# Random stuff found bottle hunting ..



## Dewfus (Mar 26, 2020)

Found these while hunting bottles love me some Lost treasures 





a


----------



## ROBBYBOBBY64 (Mar 26, 2020)

Is that an urn? I been running into alot of jars and loads of catsup bottles. I keep the neat ones...can't keep them all. Nice treasure buddy.


----------



## Catcat16 (Mar 27, 2020)

Dewfus said:


> Found these while hunting bottles love me some Lost treasures
> View attachment 204563View attachment 204564a


This is so odd. I literally pulled the exact same type of things out of the ground the other day at my spot. Same bottles 3 license plates and all.


----------



## Dewfus (Mar 27, 2020)

ROBBYBOBBY64 said:


> Is that an urn? I been running into alot of jars and loads of catsup bottles. I keep the neat ones...can't keep them all. Nice treasure buddy.

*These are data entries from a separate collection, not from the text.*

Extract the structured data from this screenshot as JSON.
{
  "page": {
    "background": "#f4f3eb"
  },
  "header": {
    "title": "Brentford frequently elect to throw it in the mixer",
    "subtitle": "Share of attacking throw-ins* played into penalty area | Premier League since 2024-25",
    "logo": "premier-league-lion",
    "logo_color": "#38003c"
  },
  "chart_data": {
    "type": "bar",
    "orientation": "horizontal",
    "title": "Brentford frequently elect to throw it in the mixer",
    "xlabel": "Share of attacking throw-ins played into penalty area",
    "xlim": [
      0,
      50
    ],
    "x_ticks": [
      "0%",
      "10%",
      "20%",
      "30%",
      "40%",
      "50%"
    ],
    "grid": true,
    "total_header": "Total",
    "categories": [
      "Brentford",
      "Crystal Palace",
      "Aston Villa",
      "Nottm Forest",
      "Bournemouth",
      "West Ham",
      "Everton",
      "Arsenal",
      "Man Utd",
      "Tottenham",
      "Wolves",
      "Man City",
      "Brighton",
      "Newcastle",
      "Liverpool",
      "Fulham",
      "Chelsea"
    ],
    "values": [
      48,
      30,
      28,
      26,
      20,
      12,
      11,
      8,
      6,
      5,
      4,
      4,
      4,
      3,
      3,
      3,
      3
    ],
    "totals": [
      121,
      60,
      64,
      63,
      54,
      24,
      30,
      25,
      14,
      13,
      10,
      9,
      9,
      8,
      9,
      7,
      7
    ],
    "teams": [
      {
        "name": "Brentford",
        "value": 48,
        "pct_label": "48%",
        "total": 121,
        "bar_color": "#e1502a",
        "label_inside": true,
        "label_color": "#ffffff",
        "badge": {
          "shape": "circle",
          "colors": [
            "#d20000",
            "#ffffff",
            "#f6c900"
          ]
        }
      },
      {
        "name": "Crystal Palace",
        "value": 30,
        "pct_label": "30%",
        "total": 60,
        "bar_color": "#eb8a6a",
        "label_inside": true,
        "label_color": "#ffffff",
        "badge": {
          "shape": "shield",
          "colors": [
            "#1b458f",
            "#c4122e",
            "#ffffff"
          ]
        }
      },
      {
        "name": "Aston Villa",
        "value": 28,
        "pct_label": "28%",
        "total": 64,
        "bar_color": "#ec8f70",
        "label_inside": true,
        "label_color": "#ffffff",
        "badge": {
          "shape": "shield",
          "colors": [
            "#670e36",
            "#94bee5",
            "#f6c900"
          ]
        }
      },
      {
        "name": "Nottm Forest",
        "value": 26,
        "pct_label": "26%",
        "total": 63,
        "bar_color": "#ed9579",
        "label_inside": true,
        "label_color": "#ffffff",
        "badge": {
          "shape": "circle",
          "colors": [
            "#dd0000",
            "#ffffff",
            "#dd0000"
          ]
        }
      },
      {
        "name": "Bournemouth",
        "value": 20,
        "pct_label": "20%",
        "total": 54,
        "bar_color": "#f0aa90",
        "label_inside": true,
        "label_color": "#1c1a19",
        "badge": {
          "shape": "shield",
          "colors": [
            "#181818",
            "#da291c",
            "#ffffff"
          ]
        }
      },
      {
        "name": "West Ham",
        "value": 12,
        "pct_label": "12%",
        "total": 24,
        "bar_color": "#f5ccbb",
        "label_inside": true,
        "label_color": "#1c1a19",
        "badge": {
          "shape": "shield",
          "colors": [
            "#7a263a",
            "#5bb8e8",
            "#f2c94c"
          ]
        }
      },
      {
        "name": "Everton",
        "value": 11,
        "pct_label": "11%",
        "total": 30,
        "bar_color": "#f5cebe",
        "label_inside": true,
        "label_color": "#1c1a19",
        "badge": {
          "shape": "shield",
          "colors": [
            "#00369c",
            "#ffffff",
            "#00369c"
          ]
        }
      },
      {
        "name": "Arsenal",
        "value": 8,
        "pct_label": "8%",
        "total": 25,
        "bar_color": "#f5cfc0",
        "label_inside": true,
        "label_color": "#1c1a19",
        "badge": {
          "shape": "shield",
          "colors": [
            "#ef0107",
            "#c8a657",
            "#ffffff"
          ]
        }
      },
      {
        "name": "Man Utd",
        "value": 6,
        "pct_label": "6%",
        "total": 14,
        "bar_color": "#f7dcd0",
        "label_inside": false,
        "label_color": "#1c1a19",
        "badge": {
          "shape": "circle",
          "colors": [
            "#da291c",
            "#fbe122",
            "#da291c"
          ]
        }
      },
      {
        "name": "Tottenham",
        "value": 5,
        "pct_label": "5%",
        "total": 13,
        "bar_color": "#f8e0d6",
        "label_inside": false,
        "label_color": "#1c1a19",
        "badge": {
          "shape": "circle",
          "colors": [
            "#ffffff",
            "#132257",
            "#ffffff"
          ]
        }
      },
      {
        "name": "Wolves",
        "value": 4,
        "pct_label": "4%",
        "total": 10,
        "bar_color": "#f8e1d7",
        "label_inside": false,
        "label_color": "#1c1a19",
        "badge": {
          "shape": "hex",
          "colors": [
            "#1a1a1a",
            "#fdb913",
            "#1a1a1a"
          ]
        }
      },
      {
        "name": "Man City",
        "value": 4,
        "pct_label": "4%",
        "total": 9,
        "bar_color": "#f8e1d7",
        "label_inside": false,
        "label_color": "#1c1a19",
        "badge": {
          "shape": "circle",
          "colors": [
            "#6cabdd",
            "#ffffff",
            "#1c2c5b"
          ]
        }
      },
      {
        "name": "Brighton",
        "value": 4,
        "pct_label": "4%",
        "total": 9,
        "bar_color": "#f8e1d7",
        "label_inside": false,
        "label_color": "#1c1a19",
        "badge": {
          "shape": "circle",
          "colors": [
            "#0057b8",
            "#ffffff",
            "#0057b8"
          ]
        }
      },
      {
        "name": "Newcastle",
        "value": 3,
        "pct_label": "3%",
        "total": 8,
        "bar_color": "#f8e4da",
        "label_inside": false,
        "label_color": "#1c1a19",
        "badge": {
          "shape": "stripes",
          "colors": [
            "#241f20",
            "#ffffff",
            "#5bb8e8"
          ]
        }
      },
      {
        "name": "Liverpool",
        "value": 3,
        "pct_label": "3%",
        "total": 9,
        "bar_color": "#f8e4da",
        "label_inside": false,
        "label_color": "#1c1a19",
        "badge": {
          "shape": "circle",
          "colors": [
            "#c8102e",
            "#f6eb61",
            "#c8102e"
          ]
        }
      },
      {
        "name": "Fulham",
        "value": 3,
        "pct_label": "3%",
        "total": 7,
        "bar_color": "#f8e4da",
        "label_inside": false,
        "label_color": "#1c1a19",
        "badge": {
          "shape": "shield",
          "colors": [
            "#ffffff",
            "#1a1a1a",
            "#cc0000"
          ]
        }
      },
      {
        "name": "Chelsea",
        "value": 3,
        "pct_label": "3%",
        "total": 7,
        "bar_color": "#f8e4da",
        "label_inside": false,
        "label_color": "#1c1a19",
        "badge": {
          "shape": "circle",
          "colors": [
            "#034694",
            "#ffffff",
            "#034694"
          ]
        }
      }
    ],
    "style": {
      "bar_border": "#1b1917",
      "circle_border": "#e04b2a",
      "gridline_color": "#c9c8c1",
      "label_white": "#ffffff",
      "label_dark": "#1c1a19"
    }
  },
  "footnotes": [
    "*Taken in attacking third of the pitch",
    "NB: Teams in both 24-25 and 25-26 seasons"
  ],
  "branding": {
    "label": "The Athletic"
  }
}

Thank you I think it's a lamp i thnk  maybe an urn lol


----------



## Dewfus (Mar 27, 2020)

Dewfus said:


> Thank you I think it's a lamp i thnk  maybe an urn lol


I 0 have 7 piles at the dump site of ketchup I need t find out wht kind of ketchup is worth keeping


----------



## ROBBYBOBBY64 (Mar 27, 2020)

Urn lamp? Creepy right.


----------



## Dewfus (Mar 27, 2020)

ROBBYBOBBY64 said:


> Urn lamp? Creepy right.


Hahhaha that would be creepy lmfao


----------



## ROBBYBOBBY64 (Mar 27, 2020)

Go to the light!


----------



## ROBBYBOBBY64 (Mar 27, 2020)

Dewfus said:


> I 0 have 7 piles at the dump site of ketchup I need t find out wht kind of ketchup is worth keeping


I did bring two home recently. One is a 1970 heinz # H-257 with 57 embossed on the sides 4 times.( 8 times would have been 1969). The other is a no name with an O in a square, owens old mark used from 1911-1929. 

 heinz 1970 

 Bottom of heinz.

 1911-1929 catsup bottle

 bottom with old owens mark. The 35 i guess is the mold number


----------



## Dewfus (Mar 27, 2020)

ROBBYBOBBY64 said:


> I did bring two home recently. One is a 1970 heinz # H-257 with 57 embossed on the sides 4 times.( 8 times would have been 1969). The other is a no name with an O in a square, owens old mark used from 1911-1929. View attachment 204606 heinz 1970 View attachment 204608 Bottom of heinz.View attachment 204609 1911-1929 catsup bottleView attachment 204610 bottom with old owens mark. The 35 i guess is the mold number


Manifest you lie ketchup come dig with me I have endless amounts at the site


----------



## ROBBYBOBBY64 (Mar 27, 2020)

People loved condiments that did not need refridgeration.


----------



## Catcat16 (Mar 27, 2020)

Dewfus said:


> Manifest you lie ketchup come dig with me I have endless amounts at the site


I have about 40 of these in my basement. I was gonna see if I could sell them in bulk. I don’t know much about them. Are they something special?


----------



## Dewfus (Mar 28, 2020)

Catcat16 said:


> I have about 40 of these in my basement. I was gonna see if I could sell them in bulk. I don’t know much about them. Are they something special?


 
Idk  anything  bout them lol


----------



## Dewfus (Mar 28, 2020)

ROBBYBOBBY64 said:


> People loved condiments that did not need refridgeration.


Other then heinz  what  ketchup is desired


----------



## ROBBYBOBBY64 (Mar 30, 2020)

I find pride of the farm alot. They were embossed.


----------



## Warf rat (Mar 30, 2020)

I like spoons with wear from stirring  the gravy


----------